Companies must offer tests
Not everyone can work from home. The workplace and the way to and from work represent an additional risk of infection where this is not practicable. Tests at work can help identify infections at an early stage and prevent the infection spreading. In future employers will be required to offer COVID-19 tests to their employees.
Tests offer employees additional security
The efforts of many employers to date to offer tests voluntarily have been very much appreciated. The change to the Occupational Health and Safety Regulation means that employers are now required to offer staff who cannot work from home one COVID-19 test a week. Groups of employees who face a higher risk of infection are to be offered twice weekly tests.
The tests are a necessary supplement to in-company infection control and offer the workforce additional security. “In this way we can prevent infection chains, protect health, and in the final analysis avoid companies having to close down. This new requirement has become necessary to ensure that the entire workforce of companies receive the offer of a test,” explained Federal Labour Minister Hubertus Heil. The changes will be introduced by regulation and are expected to come into effect by the middle of next week.

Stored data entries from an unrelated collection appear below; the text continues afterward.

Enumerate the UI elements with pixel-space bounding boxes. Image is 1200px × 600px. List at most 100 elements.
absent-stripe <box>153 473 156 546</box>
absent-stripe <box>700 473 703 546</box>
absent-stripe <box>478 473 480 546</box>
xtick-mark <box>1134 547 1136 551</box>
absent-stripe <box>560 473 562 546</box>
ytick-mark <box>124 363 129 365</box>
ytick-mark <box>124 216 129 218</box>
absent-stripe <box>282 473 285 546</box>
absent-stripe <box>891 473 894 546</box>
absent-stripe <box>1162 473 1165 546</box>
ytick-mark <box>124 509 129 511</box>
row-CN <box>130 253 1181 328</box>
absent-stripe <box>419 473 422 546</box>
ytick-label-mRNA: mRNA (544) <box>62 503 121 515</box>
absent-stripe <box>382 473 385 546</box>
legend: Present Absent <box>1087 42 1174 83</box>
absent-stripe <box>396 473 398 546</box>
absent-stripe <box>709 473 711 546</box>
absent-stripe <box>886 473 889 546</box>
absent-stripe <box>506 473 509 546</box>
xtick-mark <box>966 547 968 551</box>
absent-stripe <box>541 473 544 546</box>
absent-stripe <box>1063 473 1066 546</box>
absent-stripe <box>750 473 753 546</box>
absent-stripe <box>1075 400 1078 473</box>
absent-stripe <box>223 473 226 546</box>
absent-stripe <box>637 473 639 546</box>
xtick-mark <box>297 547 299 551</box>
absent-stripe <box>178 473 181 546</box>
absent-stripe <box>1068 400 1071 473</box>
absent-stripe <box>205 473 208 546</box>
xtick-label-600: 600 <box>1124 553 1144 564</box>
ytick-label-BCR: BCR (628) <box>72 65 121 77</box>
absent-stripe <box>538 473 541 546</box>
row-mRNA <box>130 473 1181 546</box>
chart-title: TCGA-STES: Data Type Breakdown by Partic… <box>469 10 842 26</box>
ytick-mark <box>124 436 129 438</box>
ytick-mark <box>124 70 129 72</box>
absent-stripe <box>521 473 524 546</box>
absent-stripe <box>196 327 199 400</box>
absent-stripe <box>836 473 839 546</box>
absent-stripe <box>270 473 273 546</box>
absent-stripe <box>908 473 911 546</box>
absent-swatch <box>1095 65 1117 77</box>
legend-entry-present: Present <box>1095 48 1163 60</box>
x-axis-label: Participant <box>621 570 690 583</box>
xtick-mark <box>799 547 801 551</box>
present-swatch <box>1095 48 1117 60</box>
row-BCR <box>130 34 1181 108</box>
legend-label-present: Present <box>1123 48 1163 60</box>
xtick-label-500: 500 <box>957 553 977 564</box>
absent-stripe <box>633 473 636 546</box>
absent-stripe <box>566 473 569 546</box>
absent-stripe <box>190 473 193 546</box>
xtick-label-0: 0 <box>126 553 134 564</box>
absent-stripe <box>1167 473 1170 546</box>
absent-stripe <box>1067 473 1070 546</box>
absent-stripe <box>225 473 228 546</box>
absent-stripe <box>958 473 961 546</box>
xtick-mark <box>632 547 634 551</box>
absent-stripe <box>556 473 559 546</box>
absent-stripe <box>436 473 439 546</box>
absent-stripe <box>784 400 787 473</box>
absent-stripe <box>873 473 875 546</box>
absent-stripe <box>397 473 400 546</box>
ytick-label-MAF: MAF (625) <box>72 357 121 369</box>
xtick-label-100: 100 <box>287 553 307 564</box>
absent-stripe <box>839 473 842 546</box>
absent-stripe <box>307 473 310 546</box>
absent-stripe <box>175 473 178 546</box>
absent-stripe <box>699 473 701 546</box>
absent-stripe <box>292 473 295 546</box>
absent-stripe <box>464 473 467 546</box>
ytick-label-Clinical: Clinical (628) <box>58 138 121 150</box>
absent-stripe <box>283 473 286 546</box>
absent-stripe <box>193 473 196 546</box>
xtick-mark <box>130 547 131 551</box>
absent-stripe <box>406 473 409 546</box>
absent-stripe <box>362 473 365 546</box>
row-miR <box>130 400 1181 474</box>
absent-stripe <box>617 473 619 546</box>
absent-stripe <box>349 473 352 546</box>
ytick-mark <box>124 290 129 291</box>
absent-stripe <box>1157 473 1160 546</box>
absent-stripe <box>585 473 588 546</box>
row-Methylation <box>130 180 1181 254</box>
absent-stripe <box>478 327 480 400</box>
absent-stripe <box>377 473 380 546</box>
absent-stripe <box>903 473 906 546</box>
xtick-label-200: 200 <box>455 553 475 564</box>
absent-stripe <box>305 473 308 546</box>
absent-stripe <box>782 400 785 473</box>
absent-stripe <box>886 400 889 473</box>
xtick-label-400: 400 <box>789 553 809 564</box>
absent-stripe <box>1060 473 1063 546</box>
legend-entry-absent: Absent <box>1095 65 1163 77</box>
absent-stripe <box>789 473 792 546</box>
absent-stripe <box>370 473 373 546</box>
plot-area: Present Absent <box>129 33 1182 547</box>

Measures currently in place still apply
Employers will bear the costs of the tests. Employees are not required to accept the offer of testing. There are no plans to require certification of the test results.
It is important, however, that the existing measures remain in place:
- Limiting the number of employees in enclosed workspaces and break rooms
- Home office unless company-specific reasons preclude this
- Formation of fixed working groups within the company
- Face masks mandatory when contact is unavoidable
- Company hygiene concepts must be drawn up and implemented.
With this change, the Occupational Health and Safety Regulation will be extended until 30 June 2021. The Cabinet has noted the second regulation to amend the COVID-19 Occupational Health and Safety Regulation.